Great Expectations


Great Expectations

I thought I knew quite a bit about camping before I ever experienced it, what with Mom’s all absorbing preparations for one camp or another.  Finally, I flew up to Guides from Brownies and actually went myself.

Great Expectations

Guiding and camping were great equalizers.  The shrill of the phone rang often when camp time drew near as Mom reassured one nervous or unrealistic mother or another.  “How many party frocks should be packed for my Mary Jane?” was the sort of burning question that needed to be cleared up.

At camp itself, expectations still needed to be checked, and the idea of self reliance introduced.  There was always a Jocelyn, or two, who was not too tired after a day’s camp to slip her shoes outside the tent, before it was laced up for the night, expecting them to be spit and polished by morning.  “By whom?”  Mom would ask.

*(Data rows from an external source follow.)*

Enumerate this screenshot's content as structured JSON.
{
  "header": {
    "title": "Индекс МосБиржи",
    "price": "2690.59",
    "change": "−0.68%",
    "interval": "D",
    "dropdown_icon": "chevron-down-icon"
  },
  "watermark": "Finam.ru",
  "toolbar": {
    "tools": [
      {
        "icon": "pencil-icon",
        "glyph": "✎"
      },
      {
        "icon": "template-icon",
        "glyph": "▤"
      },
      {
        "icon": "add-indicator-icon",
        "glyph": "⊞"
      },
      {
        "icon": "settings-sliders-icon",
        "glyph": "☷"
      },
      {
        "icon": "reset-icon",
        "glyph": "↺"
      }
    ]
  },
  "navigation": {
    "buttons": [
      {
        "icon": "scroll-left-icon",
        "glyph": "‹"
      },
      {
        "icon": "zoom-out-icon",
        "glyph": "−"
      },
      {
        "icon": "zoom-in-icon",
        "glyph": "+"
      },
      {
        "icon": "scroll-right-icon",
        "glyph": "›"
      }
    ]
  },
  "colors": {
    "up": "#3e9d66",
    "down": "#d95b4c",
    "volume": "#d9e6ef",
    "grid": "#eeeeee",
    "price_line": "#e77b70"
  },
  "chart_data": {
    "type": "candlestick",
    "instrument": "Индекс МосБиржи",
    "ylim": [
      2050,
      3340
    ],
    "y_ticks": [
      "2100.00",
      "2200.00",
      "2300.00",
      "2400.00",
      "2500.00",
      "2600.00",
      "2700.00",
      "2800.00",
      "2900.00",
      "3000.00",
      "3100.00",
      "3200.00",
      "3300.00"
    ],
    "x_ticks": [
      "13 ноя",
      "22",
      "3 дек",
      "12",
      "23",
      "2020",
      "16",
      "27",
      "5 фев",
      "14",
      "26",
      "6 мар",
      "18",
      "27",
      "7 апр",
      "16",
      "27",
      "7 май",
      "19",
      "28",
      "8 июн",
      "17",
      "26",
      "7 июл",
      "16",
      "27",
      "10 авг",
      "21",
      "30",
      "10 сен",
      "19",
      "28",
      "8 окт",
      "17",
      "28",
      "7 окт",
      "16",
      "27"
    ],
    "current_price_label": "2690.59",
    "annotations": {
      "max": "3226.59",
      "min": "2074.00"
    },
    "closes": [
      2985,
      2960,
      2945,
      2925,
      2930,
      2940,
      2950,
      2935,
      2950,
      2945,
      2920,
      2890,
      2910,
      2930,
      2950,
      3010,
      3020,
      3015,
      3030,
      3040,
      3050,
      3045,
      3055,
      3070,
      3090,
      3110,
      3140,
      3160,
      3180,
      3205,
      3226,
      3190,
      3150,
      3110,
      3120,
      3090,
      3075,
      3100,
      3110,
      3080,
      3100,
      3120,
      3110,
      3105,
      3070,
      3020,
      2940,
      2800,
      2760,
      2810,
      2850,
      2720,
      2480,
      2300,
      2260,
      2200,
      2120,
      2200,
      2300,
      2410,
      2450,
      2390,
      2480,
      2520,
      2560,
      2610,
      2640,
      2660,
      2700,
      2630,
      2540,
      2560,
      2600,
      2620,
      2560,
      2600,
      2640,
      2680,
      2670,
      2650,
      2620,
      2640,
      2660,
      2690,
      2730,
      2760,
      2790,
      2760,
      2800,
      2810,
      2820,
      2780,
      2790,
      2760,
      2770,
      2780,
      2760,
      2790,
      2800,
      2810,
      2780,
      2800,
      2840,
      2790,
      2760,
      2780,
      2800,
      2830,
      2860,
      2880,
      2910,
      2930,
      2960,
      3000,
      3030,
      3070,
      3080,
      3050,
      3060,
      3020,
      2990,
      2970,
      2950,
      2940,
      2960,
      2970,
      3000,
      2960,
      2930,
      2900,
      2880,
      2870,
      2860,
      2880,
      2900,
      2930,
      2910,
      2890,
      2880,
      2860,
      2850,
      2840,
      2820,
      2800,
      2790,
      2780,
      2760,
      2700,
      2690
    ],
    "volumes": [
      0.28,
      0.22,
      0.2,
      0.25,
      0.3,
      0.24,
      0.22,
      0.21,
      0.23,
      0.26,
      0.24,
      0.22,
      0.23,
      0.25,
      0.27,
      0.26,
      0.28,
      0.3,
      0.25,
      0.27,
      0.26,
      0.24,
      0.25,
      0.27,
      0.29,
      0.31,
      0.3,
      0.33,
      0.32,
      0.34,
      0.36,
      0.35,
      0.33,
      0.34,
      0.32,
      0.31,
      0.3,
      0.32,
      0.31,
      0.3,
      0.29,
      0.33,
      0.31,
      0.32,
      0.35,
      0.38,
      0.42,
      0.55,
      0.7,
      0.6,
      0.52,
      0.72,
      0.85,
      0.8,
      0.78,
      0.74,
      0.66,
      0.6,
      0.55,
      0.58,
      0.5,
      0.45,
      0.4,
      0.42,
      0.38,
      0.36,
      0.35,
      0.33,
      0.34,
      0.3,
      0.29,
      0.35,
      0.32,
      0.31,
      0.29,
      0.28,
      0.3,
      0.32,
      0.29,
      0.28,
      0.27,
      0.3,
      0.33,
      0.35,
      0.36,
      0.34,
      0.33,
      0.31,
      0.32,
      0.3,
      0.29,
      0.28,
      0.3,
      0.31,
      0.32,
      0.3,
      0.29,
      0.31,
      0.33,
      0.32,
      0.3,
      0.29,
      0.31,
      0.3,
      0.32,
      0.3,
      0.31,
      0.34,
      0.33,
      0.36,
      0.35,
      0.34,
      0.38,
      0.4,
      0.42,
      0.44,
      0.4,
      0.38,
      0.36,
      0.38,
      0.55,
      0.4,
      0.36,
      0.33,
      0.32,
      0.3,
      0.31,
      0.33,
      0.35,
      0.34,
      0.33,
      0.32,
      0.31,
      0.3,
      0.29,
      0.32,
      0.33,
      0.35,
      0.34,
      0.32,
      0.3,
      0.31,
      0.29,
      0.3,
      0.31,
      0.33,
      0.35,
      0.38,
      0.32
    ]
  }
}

For my part, the joys of camping were elusive and came with their disillusionments too.  Where was the joy of digging a latrine trench and erecting Hessian from tree to tree, for a modicum of privacy?  Dad, it seemed, had, only recently, finally successfully moved heaven and earth to bring water born sewage to town so everyone could get rid of their PK (Picannini Kia, ‘little house’ – drop toilets) at the bottom of their gardens.

We’d just got a wonderful new electric stove with a warming drawer to keep Dad’s dinner warm when he didn’t get home for supper. Going back to a wood fire, making Dutch ovens out of mud and lashing together our own tables made out of sticks, did not really seem like fun to me.  It seemed like going back in time, while Dad was going forward, slowly, for everyone’s benefit.  Mom insisted,  “It’s healthy to get back to nature. It’s character building.  You’ll  learn self reliance and survival skills.  You never know when you’ll need to fall back on these in life.”

Meanwhile Dad and the boys were learning self reliance at home, usually on short notice.  I secretly envied them.